Monday, June 24, 2013

Email Address Syntax Validation

Over half a decade ago, I read this wonderful article about email address syntax validation. The essence is that most email validation rules are too strict. Here are some email addresses that are valid format but have characters that are frequently excluded:

  • test+test@gmail.com
  • test_test@gmail.com
  • test-test@gmail.com
  • test!test@gmail.com
  • test#test@gmail.com
  • test$test@gmail.com
  • test%test@gmail.com
  • test*test@gmail.com
For more fun, send an email to your gmail email address and add a a plus sign to it like this: 
youraddress+anythingelse@gmail.com
Google will both send and receive that email because the address is valid.

Recently I tried to register an account on Starbucks.com and was told that my email address was invalid. I went to their report a problem page and submitted a ticket. Ironically their issue reporting page did not have a problem with my email address. An account was created for me and the details were emailed to my "invalid" email address.

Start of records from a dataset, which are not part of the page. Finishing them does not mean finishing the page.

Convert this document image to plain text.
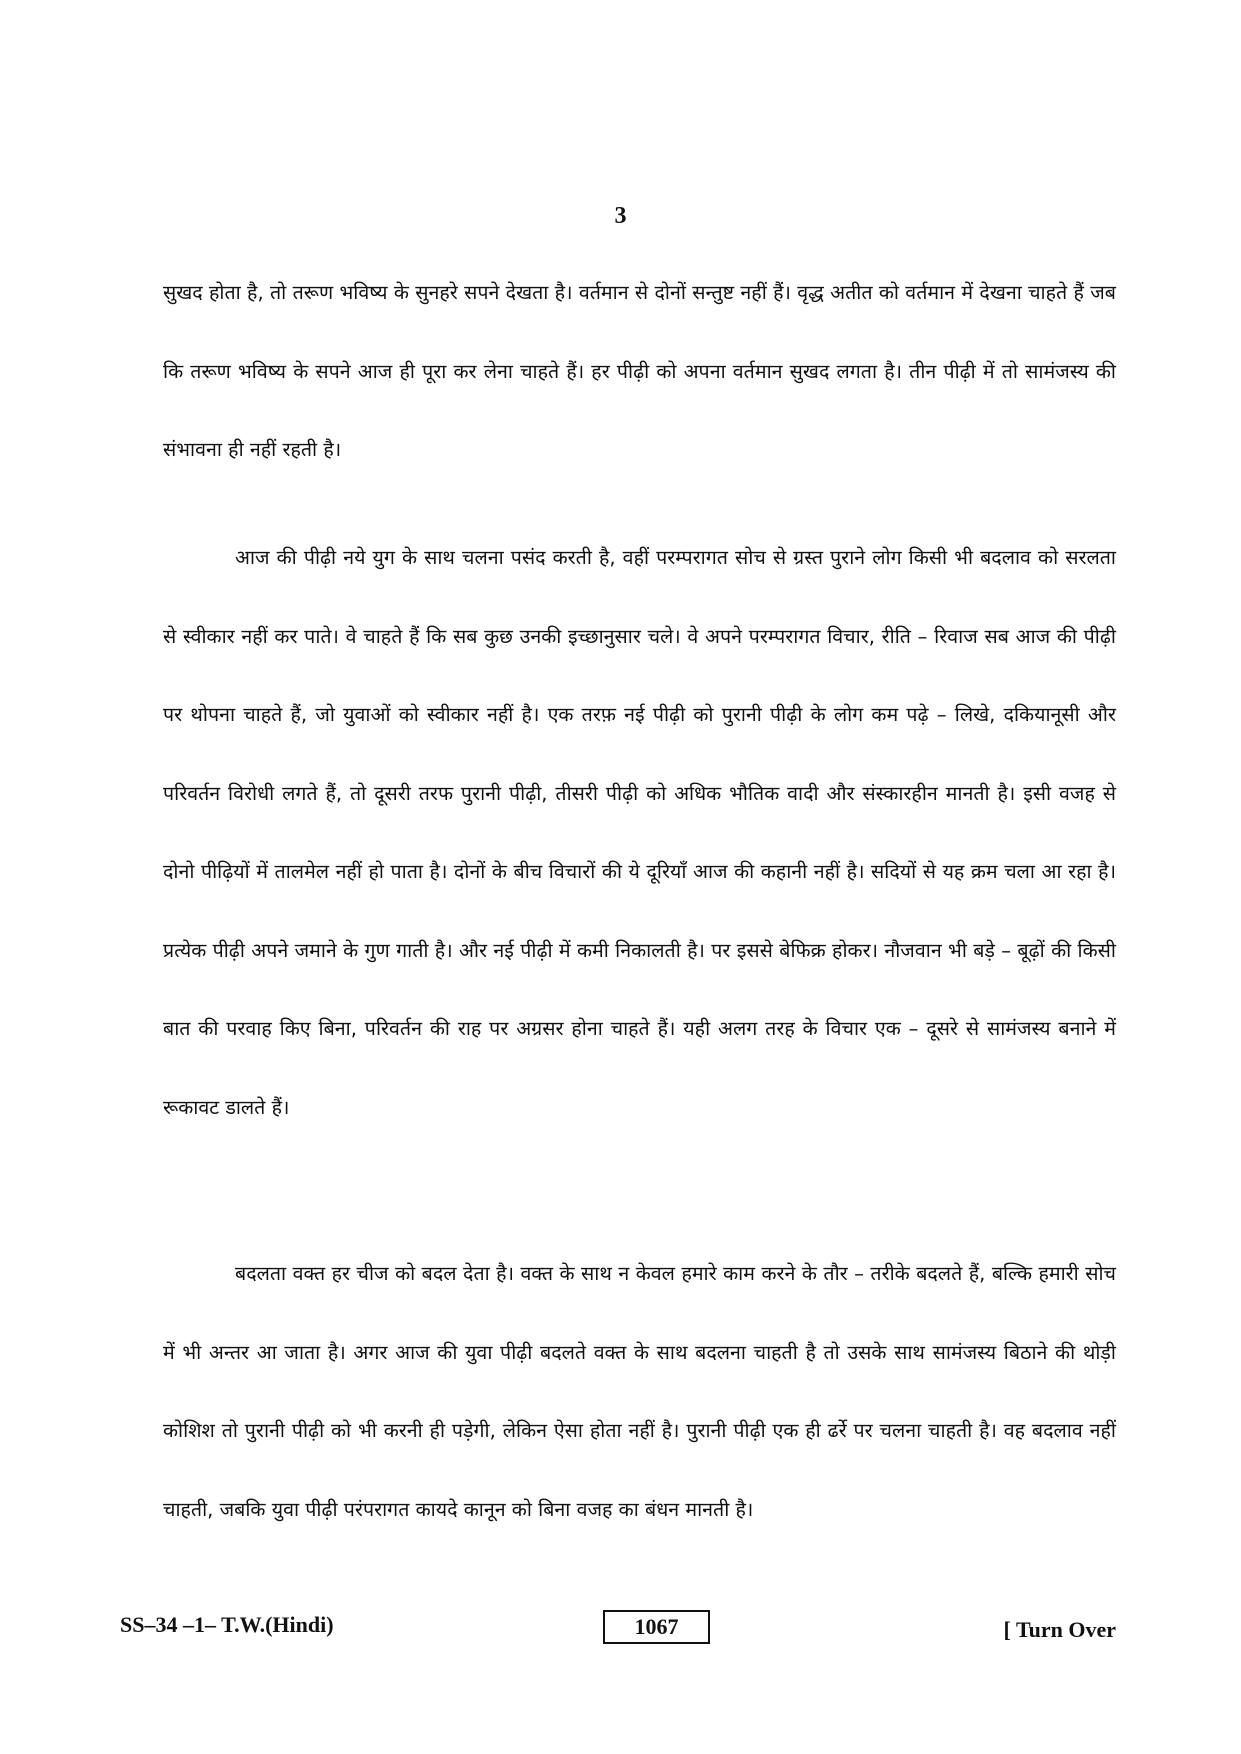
3

सुखद होता है, तो तरूण भविष्य के सुनहरे सपने देखता है। वर्तमान से दोनों सन्तुष्ट नहीं हैं। वृद्ध अतीत को वर्तमान में देखना चाहते हैं जब कि तरूण भविष्य के सपने आज ही पूरा कर लेना चाहते हैं। हर पीढ़ी को अपना वर्तमान सुखद लगता है। तीन पीढ़ी में तो सामंजस्य की संभावना ही नहीं रहती है।

आज की पीढ़ी नये युग के साथ चलना पसंद करती है, वहीं परम्परागत सोच से ग्रस्त पुराने लोग किसी भी बदलाव को सरलता से स्वीकार नहीं कर पाते। वे चाहते हैं कि सब कुछ उनकी इच्छानुसार चले। वे अपने परम्परागत विचार, रीति – रिवाज सब आज की पीढ़ी पर थोपना चाहते हैं, जो युवाओं को स्वीकार नहीं है। एक तरफ़ नई पीढ़ी को पुरानी पीढ़ी के लोग कम पढ़े – लिखे, दकियानूसी और परिवर्तन विरोधी लगते हैं, तो दूसरी तरफ पुरानी पीढ़ी, तीसरी पीढ़ी को अधिक भौतिक वादी और संस्कारहीन मानती है। इसी वजह से दोनो पीढ़ियों में तालमेल नहीं हो पाता है। दोनों के बीच विचारों की ये दूरियाँ आज की कहानी नहीं है। सदियों से यह क्रम चला आ रहा है। प्रत्येक पीढ़ी अपने जमाने के गुण गाती है। और नई पीढ़ी में कमी निकालती है। पर इससे बेफिक्र होकर। नौजवान भी बड़े – बूढ़ों की किसी बात की परवाह किए बिना, परिवर्तन की राह पर अग्रसर होना चाहते हैं। यही अलग तरह के विचार एक – दूसरे से सामंजस्य बनाने में रूकावट डालते हैं।

बदलता वक्त हर चीज को बदल देता है। वक्त के साथ न केवल हमारे काम करने के तौर – तरीके बदलते हैं, बल्कि हमारी सोच में भी अन्तर आ जाता है। अगर आज की युवा पीढ़ी बदलते वक्त के साथ बदलना चाहती है तो उसके साथ सामंजस्य बिठाने की थोड़ी कोशिश तो पुरानी पीढ़ी को भी करनी ही पड़ेगी, लेकिन ऐसा होता नहीं है। पुरानी पीढ़ी एक ही ढर्रे पर चलना चाहती है। वह बदलाव नहीं चाहती, जबकि युवा पीढ़ी परंपरागत कायदे कानून को बिना वजह का बंधन मानती है।

SS–34 –1– T.W.(Hindi)	1067	[ Turn Over
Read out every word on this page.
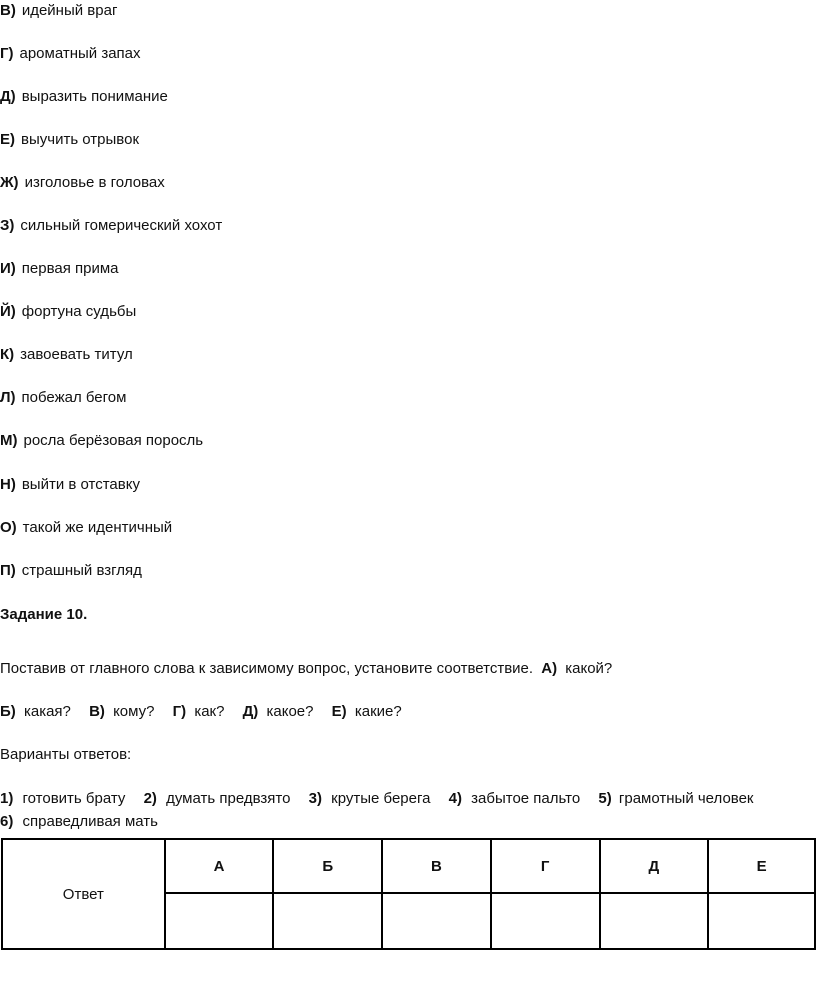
В) идейный враг
Г) ароматный запах
Д) выразить понимание
Е) выучить отрывок
Ж) изголовье в головах
З) сильный гомерический хохот
И) первая прима
Й) фортуна судьбы
К) завоевать титул
Л) побежал бегом
М) росла берёзовая поросль
Н) выйти в отставку
О) такой же идентичный
П) страшный взгляд
Задание 10.
Поставив от главного слова к зависимому вопрос, установите соответствие. А) какой?
Б) какая? В) кому? Г) как? Д) какое? Е) какие?
Варианты ответов:
1) готовить брату 2) думать предвзято 3) крутые берега 4) забытое пальто 5) грамотный человек
6) справедливая мать
Ответ	А	Б	В	Г	Д	Е
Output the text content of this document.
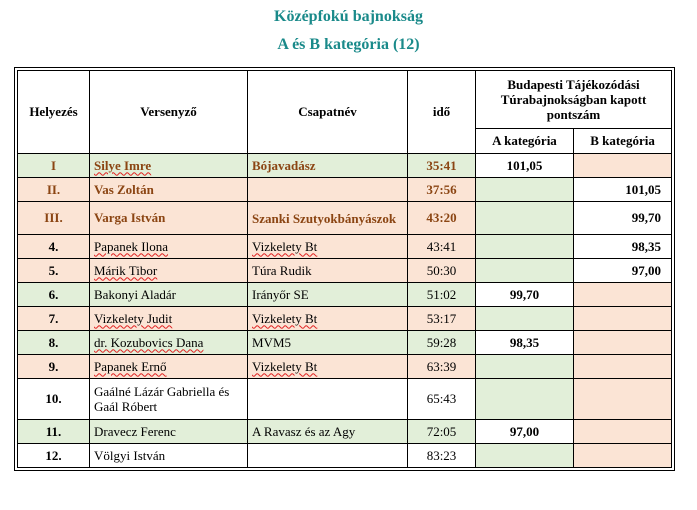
Középfokú bajnokság
A és B kategória (12)
Helyezés	Versenyző	Csapatnév	idő	Budapesti Tájékozódási Túrabajnokságban kapott pontszám	
				A kategória	B kategória
I	Silye Imre	Bójavadász	35:41	101,05	
II.	Vas Zoltán		37:56		101,05
III.	Varga István	Szanki Szutyokbányászok	43:20		99,70
4.	Papanek Ilona	Vizkelety Bt	43:41		98,35
5.	Márik Tibor	Túra Rudik	50:30		97,00
6.	Bakonyi Aladár	Irányőr SE	51:02	99,70	
7.	Vizkelety Judit	Vizkelety Bt	53:17		
8.	dr. Kozubovics Dana	MVM5	59:28	98,35	
9.	Papanek Ernő	Vizkelety Bt	63:39		
10.	Gaálné Lázár Gabriella és Gaál Róbert		65:43		
11.	Dravecz Ferenc	A Ravasz és az Agy	72:05	97,00	
12.	Völgyi István		83:23		
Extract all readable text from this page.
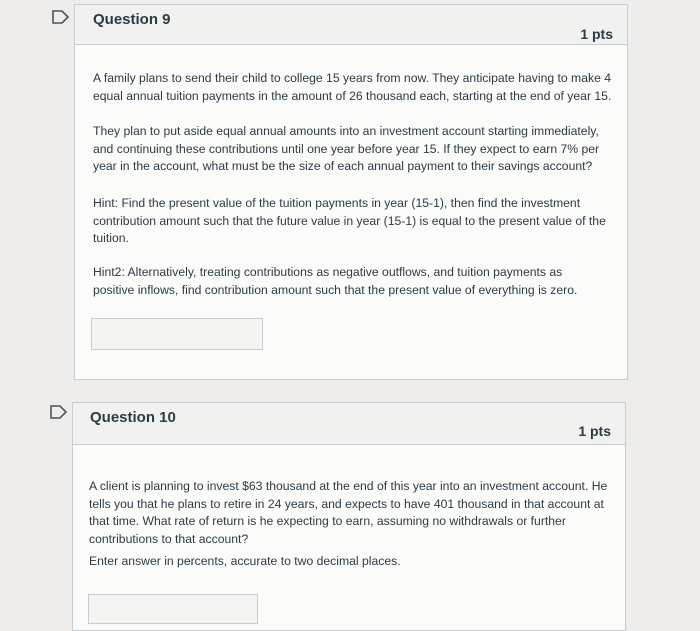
Question 9
1 pts
A family plans to send their child to college 15 years from now. They anticipate having to make 4 equal annual tuition payments in the amount of 26 thousand each, starting at the end of year 15.
They plan to put aside equal annual amounts into an investment account starting immediately, and continuing these contributions until one year before year 15. If they expect to earn 7% per year in the account, what must be the size of each annual payment to their savings account?
Hint: Find the present value of the tuition payments in year (15-1), then find the investment contribution amount such that the future value in year (15-1) is equal to the present value of the tuition.
Hint2: Alternatively, treating contributions as negative outflows, and tuition payments as positive inflows, find contribution amount such that the present value of everything is zero.
Question 10
1 pts
A client is planning to invest $63 thousand at the end of this year into an investment account. He tells you that he plans to retire in 24 years, and expects to have 401 thousand in that account at that time. What rate of return is he expecting to earn, assuming no withdrawals or further contributions to that account?
Enter answer in percents, accurate to two decimal places.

Today I was booking a hotel reservation on www.ihg.com and guess what? Their validation is too strict and marked my email address as invalid. Sigh.

So how should you validate an email address syntax?

The HTML5 email input type works with all the mails listed above.

If you are using jQuery then use the jQuery validation plugin don't write your own. It will work with all the emails listed above.

If you need to to do your own regular expression validation then you can use this expression that will give the same results as the jQuery validation plugin. This can also be used when one is doing server side validation so that validation is consistent between the server and the client side:
/^((([a-z]|\d|[!#\$%&'\*\+\-\/=\?\^_`{\|}~]|[\u00A0-\uD7FF\uF900-\uFDCF\uFDF0-\uFFEF])+(\.([a-z]|\d|[!#\$%&'\*\+\-\/=\?\^_`{\|}~]|[\u00A0-\uD7FF\uF900-\uFDCF\uFDF0-\uFFEF])+)*)|((\x22)((((\x20|\x09)*(\x0d\x0a))?(\x20|\x09)+)?(([\x01-\x08\x0b\x0c\x0e-\x1f\x7f]|\x21|[\x23-\x5b]|[\x5d-\x7e]|[\u00A0-\uD7FF\uF900-\uFDCF\uFDF0-\uFFEF])|(\\([\x01-\x09\x0b\x0c\x0d-\x7f]|[\u00A0-\uD7FF\uF900-\uFDCF\uFDF0-\uFFEF]))))*(((\x20|\x09)*(\x0d\x0a))?(\x20|\x09)+)?(\x22)))@((([a-z]|\d|[\u00A0-\uD7FF\uF900-\uFDCF\uFDF0-\uFFEF])|(([a-z]|\d|[\u00A0-\uD7FF\uF900-\uFDCF\uFDF0-\uFFEF])([a-z]|\d|-|\.|_|~|[\u00A0-\uD7FF\uF900-\uFDCF\uFDF0-\uFFEF])*([a-z]|\d|[\u00A0-\uD7FF\uF900-\uFDCF\uFDF0-\uFFEF])))\.)+(([a-z]|[\u00A0-\uD7FF\uF900-\uFDCF\uFDF0-\uFFEF])|(([a-z]|[\u00A0-\uD7FF\uF900-\uFDCF\uFDF0-\uFFEF])([a-z]|\d|-|\.|_|~|[\u00A0-\uD7FF\uF900-\uFDCF\uFDF0-\uFFEF])*([a-z]|[\u00A0-\uD7FF\uF900-\uFDCF\uFDF0-\uFFEF])))\.?$/i
If you want a more complete regular expression then read this article:
http://www.regular-expressions.info/email.html
The author goes into how any of the expressions he shows can return bad results. The best one is probably the one that disallows quotes and brackets.